With winter just around the corner and the nights drawing in, thoughts come around to warming stews and hot pots.
A lot of people won’t normally consider game, but it’s low in fat, has nearly no cholesterol and is high in protein.
Game has been in season for a couple of weeks, it is in ready supply and can come already prepared, just like chicken, ready to roast, but is it good value? It can be, priced at about £6 a bird prepared or a couple of pounds unprepared (feathers and all).
But if you want to come and learn, Tresham College offers one evening courses on game, including how to choose and prepare a variety of dishes including feathered and furred game.
Pheasant is an easy cooking bird which holds its flavour well. This dish brings a little sweetness to the bird which can be quite strong flavoured, but because of this you don’t need so much and its worth a go, it really is good for you.
1 pheasant, about 500-600g (1 whole bird, prepared)
2 slices back bacon
50g smooth pate
100g mixed dried fruit (raisins, sultanas, and currants)
1 glass red wine, about 125ml
1 chicken stock cube or half pint chicken stock
Pinch of ground cinnamon
Pinch of ground cloves
2 medium sized potatoes (Maris piper), peeled and 1 par boiled for 6 minutes
50ml rapeseed oil
3 sprigs fresh thyme
¼ red onion peeled and cut into 4
1 stick celery, cut into chunks
100g Savoy cabbage (shredded and cooked)
1. Mix dried fruit with half the red wine and cinnamon and cloves, leave to marinate for about an hour.
2. Remove string from bird and remove the wish bone, just like you would with a chicken (Tresham College site has a video on this) or get your butcher to do it for you.
3. Remove the breast from the pheasants and butterfly them (cut breast through the middle and open it up, do not cut all the way through - this is on the website as well).
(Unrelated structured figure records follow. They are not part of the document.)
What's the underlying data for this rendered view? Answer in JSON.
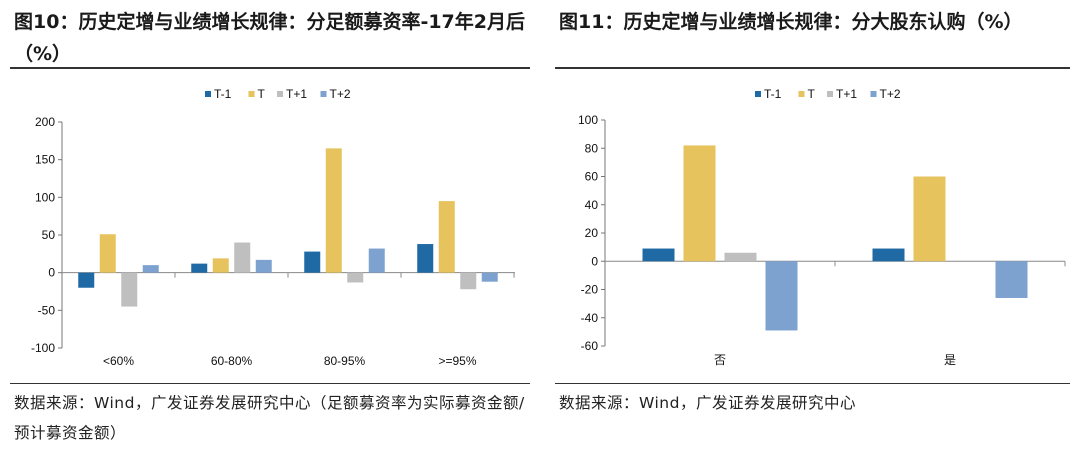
{
  "figures": [
    {
      "title": "图10：历史定增与业绩增长规律：分足额募资率-17年2月后（%）",
      "source": "数据来源：Wind，广发证券发展研究中心（足额募资率为实际募资金额/预计募资金额）",
      "chart_data": {
        "type": "bar",
        "categories": [
          "<60%",
          "60-80%",
          "80-95%",
          ">=95%"
        ],
        "series": [
          {
            "name": "T-1",
            "color": "#1f6aa5",
            "values": [
              -20,
              12,
              28,
              38
            ]
          },
          {
            "name": "T",
            "color": "#e6c35c",
            "values": [
              51,
              19,
              165,
              95
            ]
          },
          {
            "name": "T+1",
            "color": "#bfbfbf",
            "values": [
              -45,
              40,
              -13,
              -22
            ]
          },
          {
            "name": "T+2",
            "color": "#7da2d0",
            "values": [
              10,
              17,
              32,
              -12
            ]
          }
        ],
        "ylim": [
          -100,
          200
        ],
        "yticks": [
          -100,
          -50,
          0,
          50,
          100,
          150,
          200
        ],
        "title": "",
        "xlabel": "",
        "ylabel": "",
        "legend_position": "top-center"
      }
    },
    {
      "title": "图11：历史定增与业绩增长规律：分大股东认购（%）",
      "source": "数据来源：Wind，广发证券发展研究中心",
      "chart_data": {
        "type": "bar",
        "categories": [
          "否",
          "是"
        ],
        "series": [
          {
            "name": "T-1",
            "color": "#1f6aa5",
            "values": [
              9,
              9
            ]
          },
          {
            "name": "T",
            "color": "#e6c35c",
            "values": [
              82,
              60
            ]
          },
          {
            "name": "T+1",
            "color": "#bfbfbf",
            "values": [
              6,
              0
            ]
          },
          {
            "name": "T+2",
            "color": "#7da2d0",
            "values": [
              -49,
              -26
            ]
          }
        ],
        "ylim": [
          -60,
          100
        ],
        "yticks": [
          -60,
          -40,
          -20,
          0,
          20,
          40,
          60,
          80,
          100
        ],
        "title": "",
        "xlabel": "",
        "ylabel": "",
        "legend_position": "top-center"
      }
    }
  ]
}
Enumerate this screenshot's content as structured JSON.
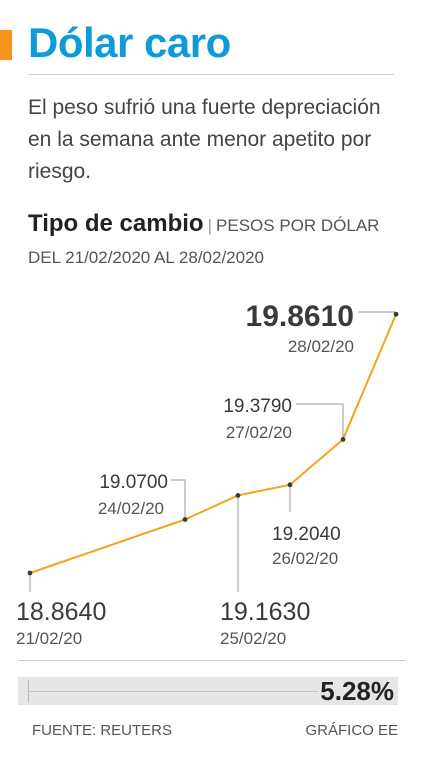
{
  "header": {
    "title": "Dólar caro",
    "subtitle": "El peso sufrió una fuerte depreciación en la semana ante menor apetito por riesgo."
  },
  "chart_header": {
    "title": "Tipo de cambio",
    "separator": "|",
    "units": "PESOS POR DÓLAR DEL 21/02/2020 AL 28/02/2020"
  },
  "colors": {
    "title": "#0f9bd7",
    "accent": "#f7941d",
    "line": "#f7a21b"
  },
  "chart_data": {
    "type": "line",
    "title": "Tipo de cambio",
    "x": [
      "21/02/20",
      "24/02/20",
      "25/02/20",
      "26/02/20",
      "27/02/20",
      "28/02/20"
    ],
    "series": [
      {
        "values": [
          18.864,
          19.07,
          19.163,
          19.204,
          19.379,
          19.861
        ],
        "labels": [
          "18.8640",
          "19.0700",
          "19.1630",
          "19.2040",
          "19.3790",
          "19.8610"
        ]
      }
    ],
    "ylim": [
      18.86,
      19.87
    ],
    "grid": false,
    "legend": "none"
  },
  "summary": {
    "change": "5.28%"
  },
  "footer": {
    "source": "FUENTE: REUTERS",
    "credit": "GRÁFICO EE"
  }
}
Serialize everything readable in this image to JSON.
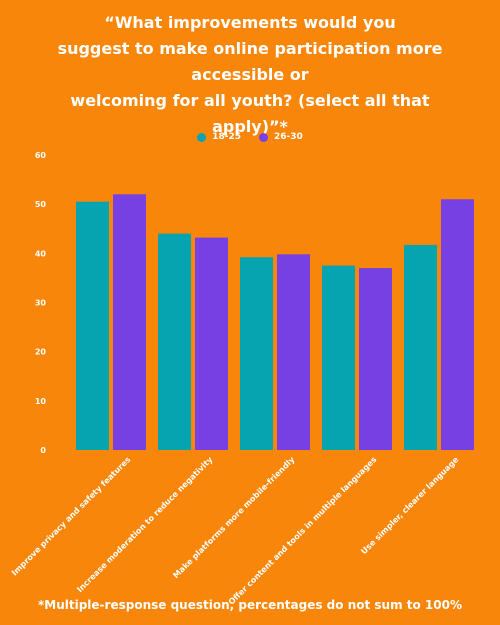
{
  "title_lines": [
    "“What improvements would you",
    "suggest to make online participation more accessible or",
    "welcoming for all youth? (select all that",
    "apply)”*"
  ],
  "footnote": "*Multiple-response question, percentages do not sum to 100%",
  "colors": {
    "background": "#f7860a",
    "series_18_25": "#06a3b1",
    "series_26_30": "#7640e3",
    "text": "#ffffff"
  },
  "chart_data": {
    "type": "bar",
    "categories": [
      "Improve privacy and safety features",
      "Increase moderation to reduce negativity",
      "Make platforms more mobile-friendly",
      "Offer content and tools in multiple languages",
      "Use simpler, clearer language"
    ],
    "series": [
      {
        "name": "18-25",
        "values": [
          50.5,
          44,
          39.2,
          37.5,
          41.7
        ]
      },
      {
        "name": "26-30",
        "values": [
          52,
          43.2,
          39.8,
          37,
          51
        ]
      }
    ],
    "ylim": [
      0,
      60
    ],
    "yticks": [
      0,
      10,
      20,
      30,
      40,
      50,
      60
    ],
    "legend_position": "top-center",
    "grid": false
  }
}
Keep legs for another recipe.
4. Lay the bacon on the pheasant, place half the pate on it, fold it over and the bacon over it and bring the pheasant breast together again so you have the pate inside the breast and leave aside.
5. Grate both potatoes together and season with a little sea salt and black pepper.
6. Mould potatoes into a couple of medallion shapes about the size of a Hob Nob biscuit, 2 per portion.
7. Heat a frying pan and when the pan is hot add a little rapeseed oil. Add breasts skin side up and sear them.
8. Cook for 3 minutes, then turn over and cook for another 5 minutes.
9. Remove breasts to a plate and cover with another plate and keep warm.
10. Once pheasants are out, put pan back on the heat and add a little red wine and stir to remove sediment from the bottom of the pan, and strain into a measuring jug.
11. Heat another frying pan and pan fry the potato cakes, turning when brown, cook for about 3 to 4 minutes, place on a tray and place in the oven and turn oven down.
12. Remove carcass from oven, strain off the fat and add 1 cup of water and some sea salt and pepper, place onto the stove on a low heat stirring all the time. When all the sediment has come off the bottom, strain the liquid through a sieve and place back onto the boil and add the chicken stock. Reduce by half, add juice from measuring jug to this.
13. Add soaked fruits to sauce, boil for 2 minutes to remove alcohol, then simmer for a couple of minutes.
14. In pan that had pheasant breasts, wipe out with a little paper and put back on heat.
15. Add 25g butter and add cabbage, stir to heat through, season with salt and pepper.
16. Place plates in the oven to warm.
17. Place a ring on the side of the plates.
18. Add cabbage to rings then place potato cakes alongside the cabbage.
19. Take out breasts and place alongside potatoes.
20. Add remainder of butter to saucepan with sauce and whisk lightly to emulsify.
21. Spoon sauce over breast.
Recipe by John Fahy, lecturer and chef at Tresham College of Further and Higher Education’s Manor House Restaurant in Corby.